Book Synopsis Tales in Context by : Rella Kushelevsky
Download or read book Tales in Context written by Rella Kushelevsky and published by African American Life Series. This book was released on 2017 with total page 0 pages. Available in PDF, EPUB and Kindle. Book excerpt: In the thirteenth century, an anonymous scribe compiled sixty-nine tales that became Sefer ha-ma'asim, the earliest compilation of Hebrew tales known to us in Western Europe. The author writes that the stories encompass "descriptions of herbs that cure leprosy, a fairy princess with golden tresses using magic charms to heal her lover's wounds and restore him to life; a fire-breathing dragon . . . a two-headed creature and a giant's daughter for whom the rind of a watermelon containing twelve spies is no more than a speck of dust." In Tales in Context: Sefer ha-ma'asim in Medieval Northern France, Rella Kushelevsky enlightens the stories' meanings and reflects the circumstances and environment for Jewish lives in medieval France.
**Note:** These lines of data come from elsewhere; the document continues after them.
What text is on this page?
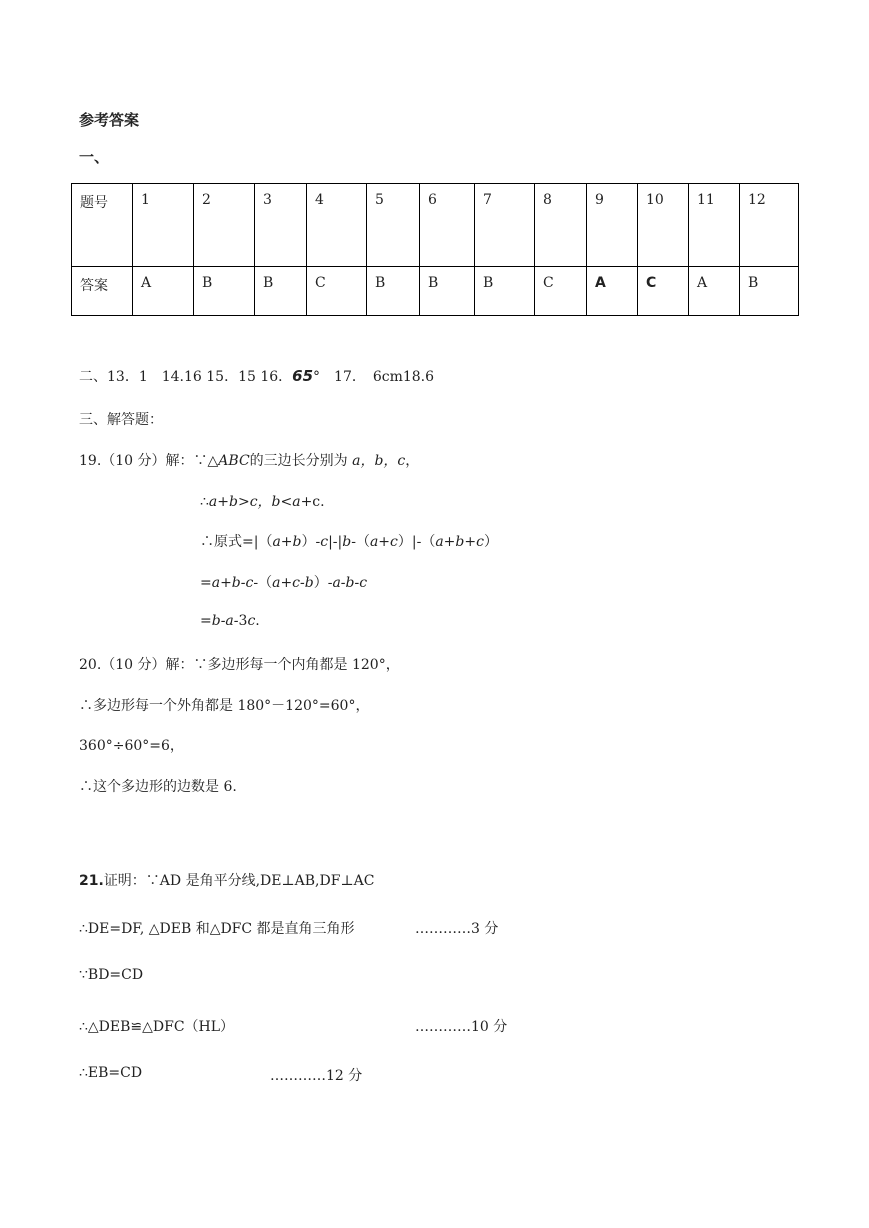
参考答案
一、
题号	1	2	3	4	5	6	7	8	9	10	11	12
答案	A	B	B	C	B	B	B	C	A	C	A	B
二、13．1　14.16 15．15 16．65°　17．　6cm18.6
三、解答题：
19.（10 分）解：∵△ABC的三边长分别为 a，b，c，
∴a+b>c，b<a+c.
∴原式=|（a+b）-c|-|b-（a+c）|-（a+b+c）
=a+b-c-（a+c-b）-a-b-c
=b-a-3c.
20.（10 分）解：∵多边形每一个内角都是 120°，
∴多边形每一个外角都是 180°－120°=60°，
360°÷60°=6，
∴这个多边形的边数是 6.
21.证明：∵AD 是角平分线,DE⊥AB,DF⊥AC
∴DE=DF, △DEB 和△DFC 都是直角三角形	…………3 分
∵BD=CD
∴△DEB≌△DFC（HL）	…………10 分
∴EB=CD	…………12 分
Although a selection of tales was previously published, this is the first publication of a Hebrew-English annotated edition in its entirety, revealing fresh insight. The first part of Kushelevsky's work, "Cultural, Literary and Comparative Perspectives," presents the thesis that Sefer ha-ma'asim is a product of its time and place, and should therefore be studied within its literary and cultural surroundings, Jewish and vernacular, in northern France. An investigation of the scribe's techniques in reworking his Jewish and non-Jewish sources into a medieval discourse supports this claim. The second part of the manuscript consists of the tales themselves, in Hebrew and English translation, including brief comparative comments or citations. The third part, "An Analytical and Comparative Overview," offers an analysis of each tale as an individual unit, contextualized within its medieval framework and against the background of its parallels. Elisheva Baumgarten's epilogue adds social and historical background to Sefer ha-ma'asim and discusses new ways in which it and other story compilations may be used by historians for an inquiry into the everyday life of medieval Jews. The tales in Sefer ha-ma'asim will be of special value to scholars of folklore and medieval European history and literature, as well as those looking to enrich their studies and shelves.
Book Synopsis A Grammar of the Hebrew Language by : Hyman Hurwitz
Download or read book A Grammar of the Hebrew Language written by Hyman Hurwitz and published by . This book was released on 1835 with total page 536 pages. Available in PDF, EPUB and Kindle. Book excerpt:
Book Synopsis Routledge Revivals: Medieval Jewish Civilization (2003) by : Norman Roth
Download or read book Routledge Revivals: Medieval Jewish Civilization (2003) written by Norman Roth and published by Routledge. This book was released on 2017-07-05 with total page 1258 pages. Available in PDF, EPUB and Kindle. Book excerpt: First published in 2003, this is the first encyclopedic work to focus exclusively on medieval Jewish civilization, from the fall of the Roman Empire to about 1492. Based on the research of an international, multidisciplinary team of specialist contributors, the more than 150 alphabetically organized entries, written by scholars from around the world, include biographies, countries, events, social history, and religious concepts. The coverage is international, presenting people, culture, and events from various countries in Europe, Africa, and the Middle East.